NIH Syndrome

December 17, 2025
Not invented here (NIH) is the tendency to avoid using or buying products, research, standards, or knowledge from external origins. It is usually adopted by social, corporate, or institutional cultures. Research illustrates a strong bias against ideas from the outside.

Wikipedia

I code, and this seems to come up a lot in various places, including in my own practice.

Reinventing the wheel is totes fine when it’s for a learning experience, I suppose. You can wave the flag of “ah yes, now I know this concept better. Ah yes, now I have more practice with the art of coding.” This is probably the most uncontroversial reason to recode something.

But besides the learning case, there’s also the awkward situation of familiarity when you use someone else’s v.s. your own implementation of something. Every seventh blue moon, I decide to poke my head into the giant scope and breadth that is game development. There are at least two ways to approach this kind of coding problem. Since gamedev is so known, there are one morbillion engines out there that have a morbillion problems solved. But there’s just the annoyance of trudging through the papercuts you accumulate every time you need to learn a new feature. Alternatively, you hook into a fairly low-level drawing library like pygame or raylib or macroquad, etc. This becomes closer to the “use the library” thing coders are more comfortable with. But now, you have to code everything.

So. It’s choosing between the feeling of floundering in deep water, and the feeling of hard work followed by a holy understanding over the universe you’ve yourself shaped from clay. Even though I almost definitely would be more productive in gamedev if exactly every hour I’ve spent on reinventing was spent on learning an engine, it’s the feeling that pains me.

I get the sense that this idea of feel is something that occurs in UX design all over: in gamedev, UI design, so on. I’ve definitely consumed some video essays about how gamers, even in competitive ranked settings, have chosen loadouts that feel better even if they’re empirically quite definitively worse.(sidenote:1Desire paths aren’t exactly this phenomenon, I don’t believe, but the concept is cool anyways, and is the same vibe.)

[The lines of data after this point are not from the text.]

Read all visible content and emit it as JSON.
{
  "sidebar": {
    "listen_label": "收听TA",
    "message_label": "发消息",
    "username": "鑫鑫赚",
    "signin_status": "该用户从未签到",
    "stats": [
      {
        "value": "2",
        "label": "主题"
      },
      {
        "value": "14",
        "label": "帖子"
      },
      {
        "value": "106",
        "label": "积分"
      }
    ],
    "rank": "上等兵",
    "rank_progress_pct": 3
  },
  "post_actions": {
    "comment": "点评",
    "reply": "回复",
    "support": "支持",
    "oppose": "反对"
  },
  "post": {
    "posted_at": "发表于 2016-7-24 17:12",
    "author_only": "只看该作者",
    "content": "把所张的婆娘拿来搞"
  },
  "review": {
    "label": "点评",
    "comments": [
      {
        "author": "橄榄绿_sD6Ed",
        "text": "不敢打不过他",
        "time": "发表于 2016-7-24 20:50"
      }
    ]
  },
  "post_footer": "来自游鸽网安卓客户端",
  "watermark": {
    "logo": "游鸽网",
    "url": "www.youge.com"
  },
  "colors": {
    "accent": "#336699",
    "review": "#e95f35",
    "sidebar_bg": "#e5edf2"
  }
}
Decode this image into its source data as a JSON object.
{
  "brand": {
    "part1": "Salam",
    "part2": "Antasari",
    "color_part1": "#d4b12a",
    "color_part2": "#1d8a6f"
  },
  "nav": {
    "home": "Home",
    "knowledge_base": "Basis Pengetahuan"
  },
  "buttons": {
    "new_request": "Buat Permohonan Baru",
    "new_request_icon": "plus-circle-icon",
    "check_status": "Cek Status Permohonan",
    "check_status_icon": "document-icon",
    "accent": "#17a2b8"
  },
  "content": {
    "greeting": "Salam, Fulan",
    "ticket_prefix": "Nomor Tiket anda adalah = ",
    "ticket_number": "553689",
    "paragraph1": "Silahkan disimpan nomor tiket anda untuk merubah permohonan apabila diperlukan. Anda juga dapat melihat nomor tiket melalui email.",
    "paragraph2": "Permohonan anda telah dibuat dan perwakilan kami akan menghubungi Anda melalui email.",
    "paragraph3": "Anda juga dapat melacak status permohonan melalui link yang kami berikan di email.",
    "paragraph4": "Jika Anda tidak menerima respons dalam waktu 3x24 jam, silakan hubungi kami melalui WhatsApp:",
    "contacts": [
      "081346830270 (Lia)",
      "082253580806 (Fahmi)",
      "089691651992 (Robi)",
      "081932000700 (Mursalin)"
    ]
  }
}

Finally, another orthogonal point: I read an interesting article or blog post or other that said, it might be a good idea to NIH if your company’s main selling point is the thing you’re reinventing. For example, a graphics library might recode a graphics implementation, and this would be more acceptable than a game dev recoding a graphics implementation. The graphics library wants to do its best for its API, while the game dev should theoretically be focusing on making a fun game dang nab it. Is the idea.